20. Départ de Chiang Mai

Je suis triste de quitter PP et Aire mais en même temps, j’ai prévu d’aller voir du pays et de nouvelles personnes.

Je vais passer quelques jours (rien de fixé encore) à Ban Tha Song Yang, petite ville Karen, près de la frontière birmane, chez le Père Alain qui s’occupe d’un centre pour ados, je crois. Il m’a été chaudement recommandé par ma tante Marie-Thérèse qui est religieuse au couvent des Augustines à Gouarec en Bretagne. Les sœurs le connaissent car il possède une maison dans le village et il ne manque jamais de venir les saluer et de leur faire part de ses missions en Thaïlande quand il rentre en France tous les trois ans environ. Nous avons échangé deux-trois mails afin d’organiser mon arrivée et grâce à ses indications, j’ai pu préparer mon voyage :

Je vais le faire en deux étapes, je ne suis pas pressée et il ne faut pas se fier au temps marqué sur Google parce qu’en transport en commun, c’est 4h pour le premier tronçon et deux bonnes heures pour le deuxième 😅.

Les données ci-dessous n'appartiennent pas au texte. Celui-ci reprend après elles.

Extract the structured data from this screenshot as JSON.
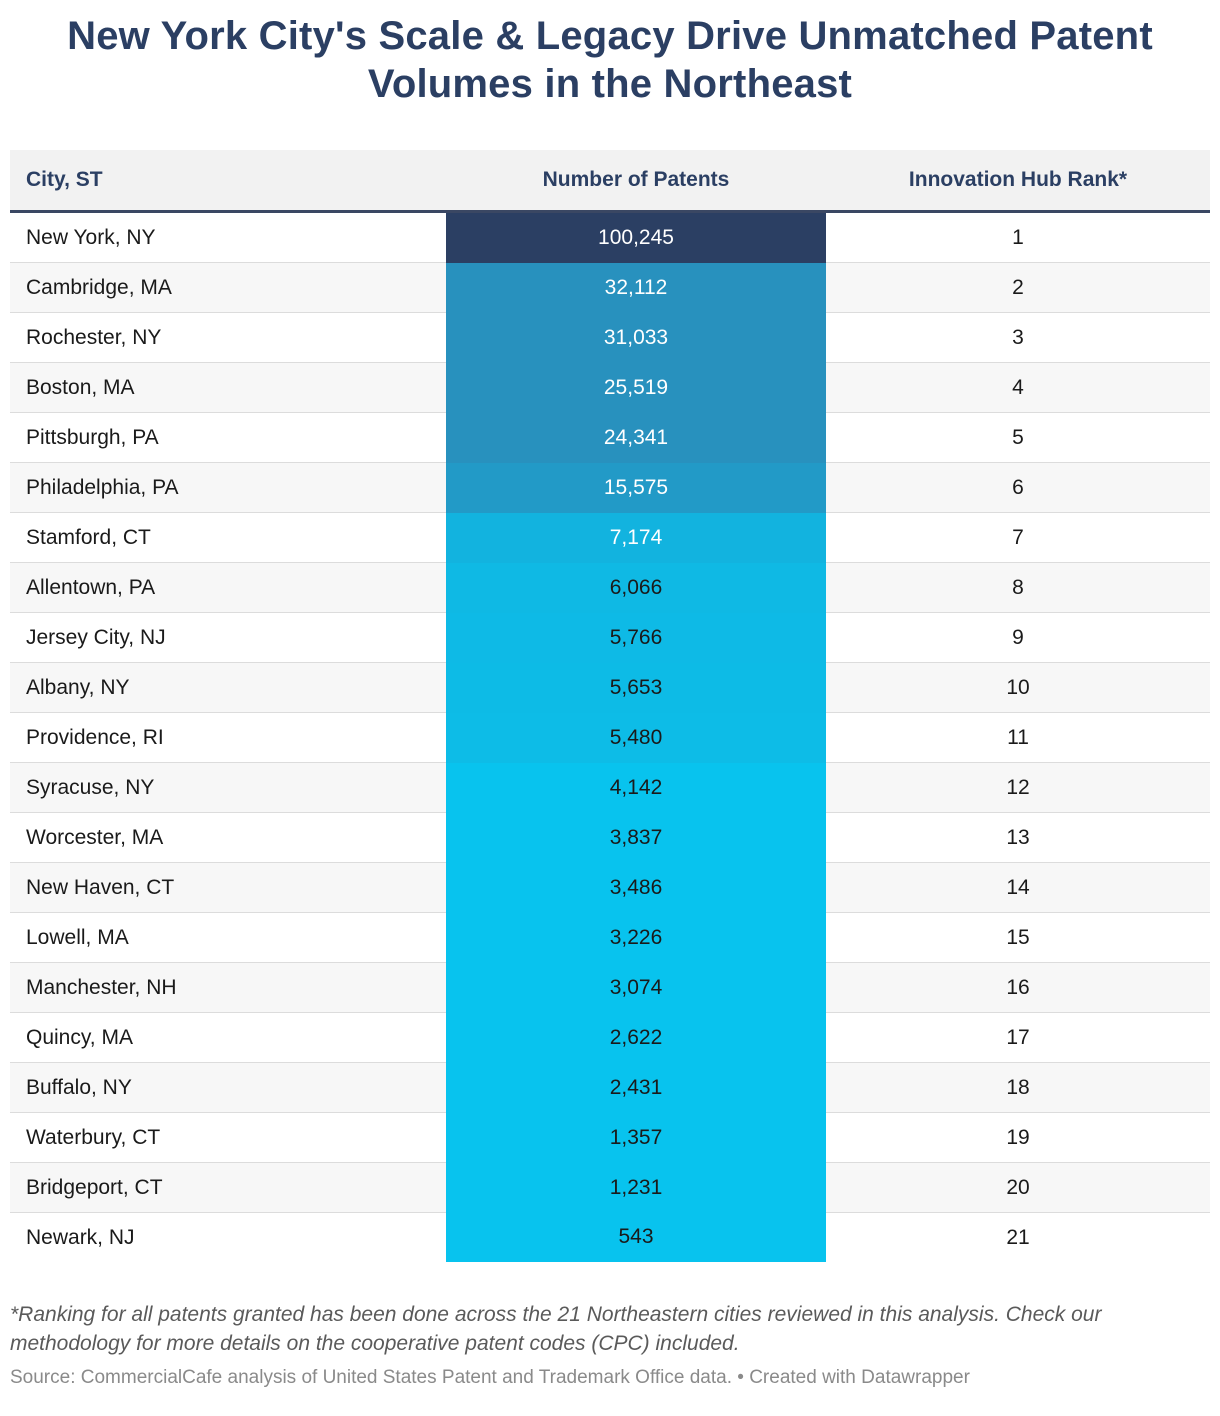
{
  "title": "New York City's Scale & Legacy Drive Unmatched Patent Volumes in the Northeast",
  "chart_data": {
    "type": "table",
    "columns": [
      "City, ST",
      "Number of Patents",
      "Innovation Hub Rank*"
    ],
    "rows": [
      {
        "city": "New York, NY",
        "patents": 100245,
        "patents_label": "100,245",
        "rank": "1"
      },
      {
        "city": "Cambridge, MA",
        "patents": 32112,
        "patents_label": "32,112",
        "rank": "2"
      },
      {
        "city": "Rochester, NY",
        "patents": 31033,
        "patents_label": "31,033",
        "rank": "3"
      },
      {
        "city": "Boston, MA",
        "patents": 25519,
        "patents_label": "25,519",
        "rank": "4"
      },
      {
        "city": "Pittsburgh, PA",
        "patents": 24341,
        "patents_label": "24,341",
        "rank": "5"
      },
      {
        "city": "Philadelphia, PA",
        "patents": 15575,
        "patents_label": "15,575",
        "rank": "6"
      },
      {
        "city": "Stamford, CT",
        "patents": 7174,
        "patents_label": "7,174",
        "rank": "7"
      },
      {
        "city": "Allentown, PA",
        "patents": 6066,
        "patents_label": "6,066",
        "rank": "8"
      },
      {
        "city": "Jersey City, NJ",
        "patents": 5766,
        "patents_label": "5,766",
        "rank": "9"
      },
      {
        "city": "Albany, NY",
        "patents": 5653,
        "patents_label": "5,653",
        "rank": "10"
      },
      {
        "city": "Providence, RI",
        "patents": 5480,
        "patents_label": "5,480",
        "rank": "11"
      },
      {
        "city": "Syracuse, NY",
        "patents": 4142,
        "patents_label": "4,142",
        "rank": "12"
      },
      {
        "city": "Worcester, MA",
        "patents": 3837,
        "patents_label": "3,837",
        "rank": "13"
      },
      {
        "city": "New Haven, CT",
        "patents": 3486,
        "patents_label": "3,486",
        "rank": "14"
      },
      {
        "city": "Lowell, MA",
        "patents": 3226,
        "patents_label": "3,226",
        "rank": "15"
      },
      {
        "city": "Manchester, NH",
        "patents": 3074,
        "patents_label": "3,074",
        "rank": "16"
      },
      {
        "city": "Quincy, MA",
        "patents": 2622,
        "patents_label": "2,622",
        "rank": "17"
      },
      {
        "city": "Buffalo, NY",
        "patents": 2431,
        "patents_label": "2,431",
        "rank": "18"
      },
      {
        "city": "Waterbury, CT",
        "patents": 1357,
        "patents_label": "1,357",
        "rank": "19"
      },
      {
        "city": "Bridgeport, CT",
        "patents": 1231,
        "patents_label": "1,231",
        "rank": "20"
      },
      {
        "city": "Newark, NJ",
        "patents": 543,
        "patents_label": "543",
        "rank": "21"
      }
    ],
    "color_scale": {
      "high": "#2b3f63",
      "mid": "#2891be",
      "low": "#08c3ee"
    }
  },
  "notes": "*Ranking for all patents granted has been done across the 21 Northeastern cities reviewed in this analysis. Check our methodology for more details on the cooperative patent codes (CPC) included.",
  "source": "Source: CommercialCafe analysis of United States Patent and Trademark Office data. • Created with Datawrapper"
}
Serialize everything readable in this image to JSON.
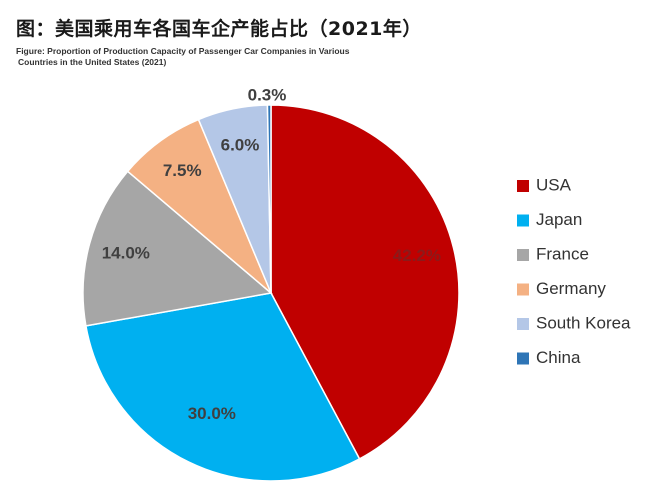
{
  "header": {
    "title": "图：美国乘用车各国车企产能占比（2021年）",
    "subtitle_line1": "Figure: Proportion of Production Capacity of Passenger Car Companies in Various",
    "subtitle_line2": "Countries in the United States (2021)"
  },
  "chart_data": {
    "type": "pie",
    "title": "图：美国乘用车各国车企产能占比（2021年）",
    "legend_position": "right",
    "start_angle": "12 o'clock",
    "direction": "clockwise",
    "series": [
      {
        "name": "USA",
        "value": 42.2,
        "label": "42.2%",
        "color": "#c00000",
        "label_color": "#8b1a1a"
      },
      {
        "name": "Japan",
        "value": 30.0,
        "label": "30.0%",
        "color": "#00b0f0",
        "label_color": "#404040"
      },
      {
        "name": "France",
        "value": 14.0,
        "label": "14.0%",
        "color": "#a6a6a6",
        "label_color": "#404040"
      },
      {
        "name": "Germany",
        "value": 7.5,
        "label": "7.5%",
        "color": "#f4b183",
        "label_color": "#404040"
      },
      {
        "name": "South Korea",
        "value": 6.0,
        "label": "6.0%",
        "color": "#b4c7e7",
        "label_color": "#404040"
      },
      {
        "name": "China",
        "value": 0.3,
        "label": "0.3%",
        "color": "#2e75b6",
        "label_color": "#404040"
      }
    ]
  }
}
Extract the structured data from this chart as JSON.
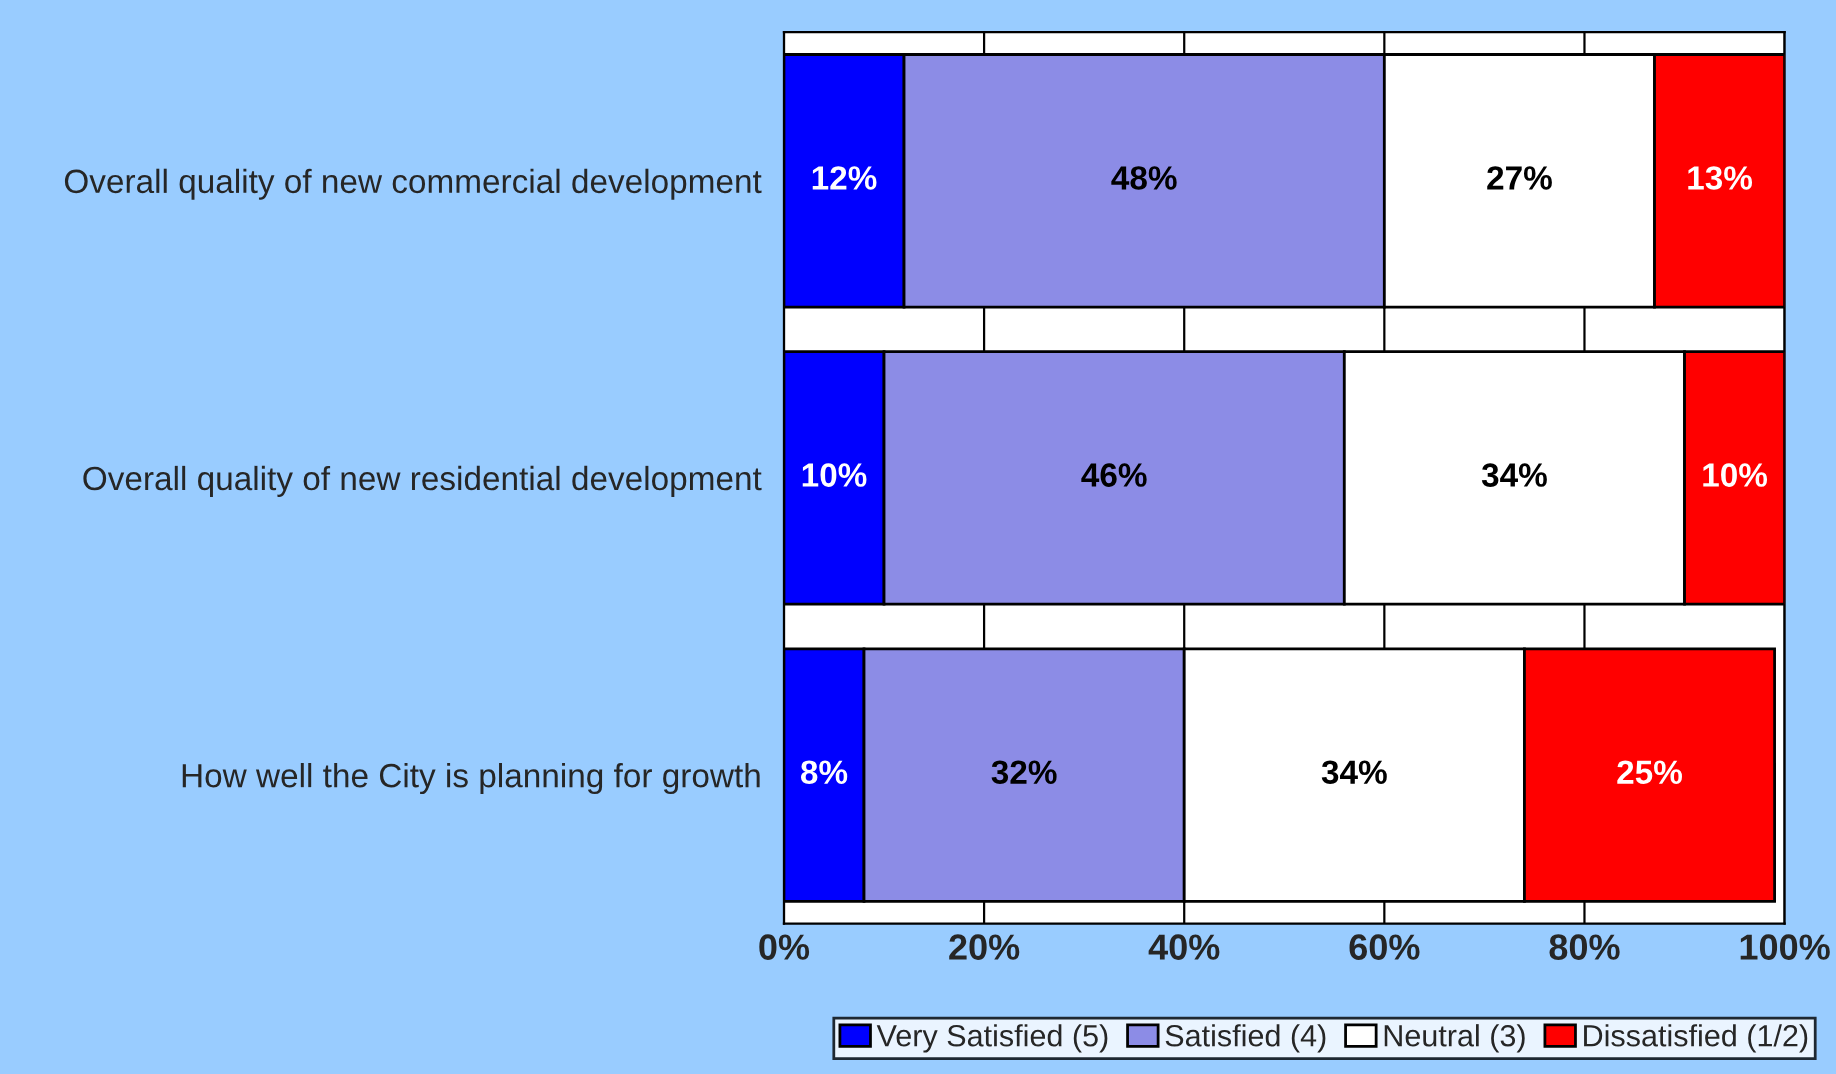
{
  "chart_data": {
    "type": "bar",
    "orientation": "horizontal",
    "stacked": true,
    "categories": [
      "Overall quality of new commercial development",
      "Overall quality of new residential development",
      "How well the City is planning for growth"
    ],
    "series": [
      {
        "name": "Very Satisfied (5)",
        "color": "#0000ff",
        "values": [
          12,
          10,
          8
        ],
        "value_labels": [
          "12%",
          "10%",
          "8%"
        ]
      },
      {
        "name": "Satisfied (4)",
        "color": "#8c8ce6",
        "values": [
          48,
          46,
          32
        ],
        "value_labels": [
          "48%",
          "46%",
          "32%"
        ]
      },
      {
        "name": "Neutral (3)",
        "color": "#ffffff",
        "values": [
          27,
          34,
          34
        ],
        "value_labels": [
          "27%",
          "34%",
          "34%"
        ]
      },
      {
        "name": "Dissatisfied (1/2)",
        "color": "#ff0000",
        "values": [
          13,
          10,
          25
        ],
        "value_labels": [
          "13%",
          "10%",
          "25%"
        ]
      }
    ],
    "xlim": [
      0,
      100
    ],
    "xticks": [
      {
        "value": 0,
        "label": "0%"
      },
      {
        "value": 20,
        "label": "20%"
      },
      {
        "value": 40,
        "label": "40%"
      },
      {
        "value": 60,
        "label": "60%"
      },
      {
        "value": 80,
        "label": "80%"
      },
      {
        "value": 100,
        "label": "100%"
      }
    ],
    "grid": "x",
    "legend": "bottom"
  }
}
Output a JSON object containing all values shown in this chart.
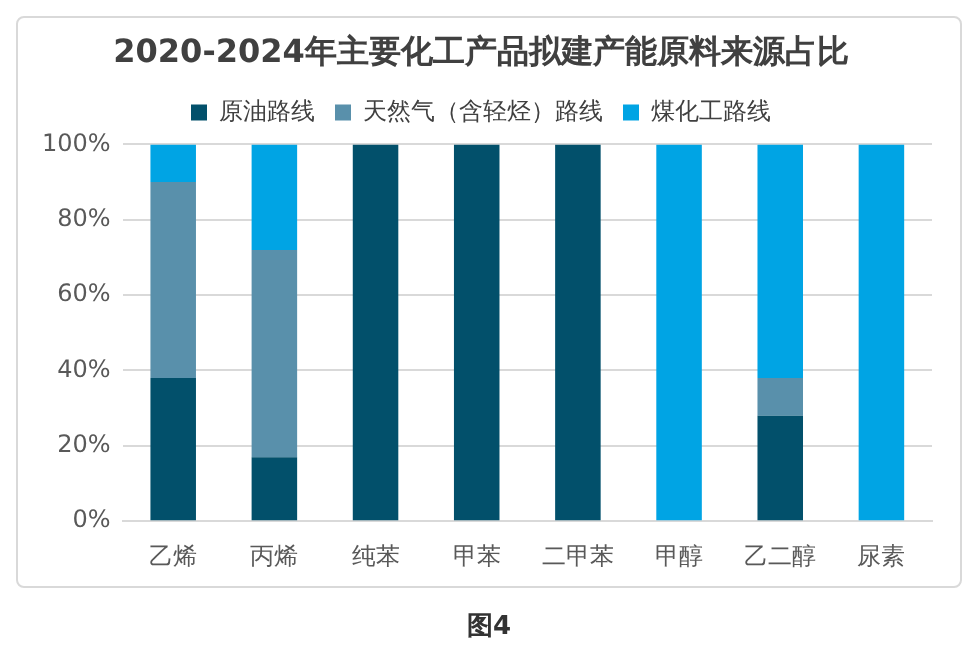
{
  "chart_data": {
    "type": "bar",
    "title": "2020-2024年主要化工产品拟建产能原料来源占比",
    "categories": [
      "乙烯",
      "丙烯",
      "纯苯",
      "甲苯",
      "二甲苯",
      "甲醇",
      "乙二醇",
      "尿素"
    ],
    "stacked": true,
    "series": [
      {
        "name": "原油路线",
        "color": "#02506b",
        "values": [
          38,
          17,
          100,
          100,
          100,
          0,
          28,
          0
        ]
      },
      {
        "name": "天然气（含轻烃）路线",
        "color": "#5990ab",
        "values": [
          52,
          55,
          0,
          0,
          0,
          0,
          10,
          0
        ]
      },
      {
        "name": "煤化工路线",
        "color": "#00a4e4",
        "values": [
          10,
          28,
          0,
          0,
          0,
          100,
          62,
          100
        ]
      }
    ],
    "ylim": [
      0,
      100
    ],
    "yticks": [
      {
        "value": 0,
        "label": "0%"
      },
      {
        "value": 20,
        "label": "20%"
      },
      {
        "value": 40,
        "label": "40%"
      },
      {
        "value": 60,
        "label": "60%"
      },
      {
        "value": 80,
        "label": "80%"
      },
      {
        "value": 100,
        "label": "100%"
      }
    ],
    "grid": "y",
    "legend": "top",
    "annotations": [
      "图4"
    ]
  }
}
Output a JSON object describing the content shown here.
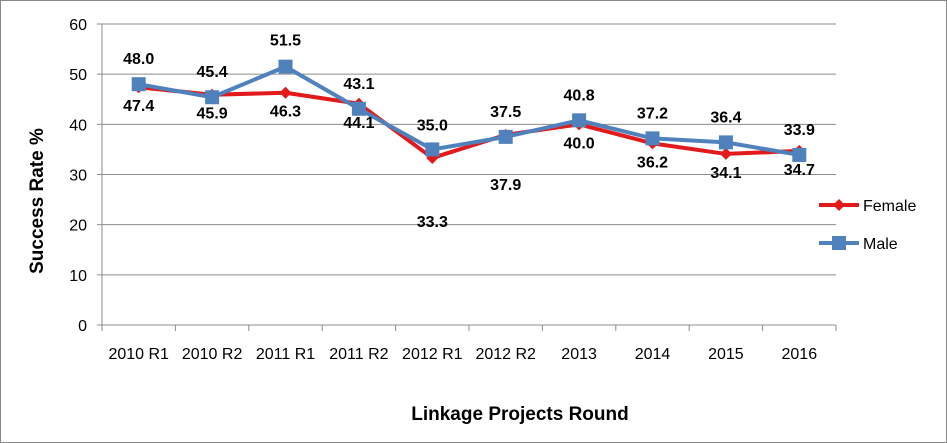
{
  "chart_data": {
    "type": "line",
    "title": "",
    "xlabel": "Linkage Projects Round",
    "ylabel": "Success Rate %",
    "ylim": [
      0,
      60
    ],
    "yticks": [
      0,
      10,
      20,
      30,
      40,
      50,
      60
    ],
    "grid": true,
    "legend_position": "right",
    "categories": [
      "2010 R1",
      "2010 R2",
      "2011 R1",
      "2011 R2",
      "2012 R1",
      "2012 R2",
      "2013",
      "2014",
      "2015",
      "2016"
    ],
    "series": [
      {
        "name": "Female",
        "color": "#e31a1c",
        "marker": "diamond",
        "values": [
          47.4,
          45.9,
          46.3,
          44.1,
          33.3,
          37.9,
          40.0,
          36.2,
          34.1,
          34.7
        ],
        "labels": [
          "47.4",
          "45.9",
          "46.3",
          "44.1",
          "33.3",
          "37.9",
          "40.0",
          "36.2",
          "34.1",
          "34.7"
        ]
      },
      {
        "name": "Male",
        "color": "#4f81bd",
        "marker": "square",
        "values": [
          48.0,
          45.4,
          51.5,
          43.1,
          35.0,
          37.5,
          40.8,
          37.2,
          36.4,
          33.9
        ],
        "labels": [
          "48.0",
          "45.4",
          "51.5",
          "43.1",
          "35.0",
          "37.5",
          "40.8",
          "37.2",
          "36.4",
          "33.9"
        ]
      }
    ]
  }
}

Je voyage toujours aussi léger…

Je prends donc un premier minibus jusqu’à Mae Sariang et c’est parti pour quatre heures de trajet. Le minibus est plein mais pas surchargé comme ça peut être le cas parfois. Je suis assise au premier rang, c’est cool, je vois la route.

Le minivan.

Le chauffeur a forcé comme un malade sur ma valise pour arriver à la glisser entre les deux sièges 😅.

Le chauffeur a double masque au début…

Mais comme ce n’était pas encore assez « Covid compatible », il a rajouté un foulard et aussi une casquette et des lunettes pour le soleil, on va rouler plein ouest.

La première heure et demie se passe sur une route relativement droite :

Vous remarquerez les bananes qu’il fait sécher derrière le pare-brise…

Quelques photos prises en route, ce n’est pas très facile, on roule vite 😅.

Le reste du trajet est composé essentiellement d’une belle route de montagne pleine de virages, de montées et de descentes, et où c’est parfois sportif de dépasser les poids-lourds. Notre chauffeur est un bon conducteur et il connaît visiblement très bien la route alors ce n’est pas effrayant. C’est vraiment long et je n’arrive pas à lire parce que ça tourne trop mais le paysage est agréable à regarder, surtout avec la lumière du soleil couchant.

On s’arrête finalement pour une pause toilettes… trente minutes avant l’arrivée, je ne comprends pas pourquoi il ne fait pas ça à mi-chemin, on a traversé quelques villages quand même 🤔. Ça aurait coupé un peu le trajet. Bon, à priori, il connaît bien la dame qui tient une boutique à cet endroit 😇.

On arrive enfin, j’ai réservé un petit hôtel qui est assez loin de la gare routière mais le propriétaire vient gentiment me chercher là-bas. Sur le chemin menant à son hôtel, il me demande, dans un anglais très basique, si je veux manger. À vrai dire, il est sept heures et après toute cette route, je n’ai pas très faim. Mais il insiste quelques minutes plus tard, il renouvelle sa question. Je commence à me dire qu’il serait peut-être judicieux d’acheter à manger maintenant alors j’accepte et il m’arrête dans un resto en bord de route pour que je prenne un truc à emporter. Je me suis fiée aux images présentant les plats pour commander parce que ce n’était pas traduit en anglais. 

Je n’ai pas regretté de l’avoir écouté parce que l’hôtel est situé à 10 minutes en voiture du dernier commerce et qu’il fait nuit noire tellement c’est isolé dans la campagne. Je n’aurai pas osé ressortir pour aller manger 😅. Je suis installée dans une chambre simple, correcte et propre. Je mange mon plat qui est très bon 😋.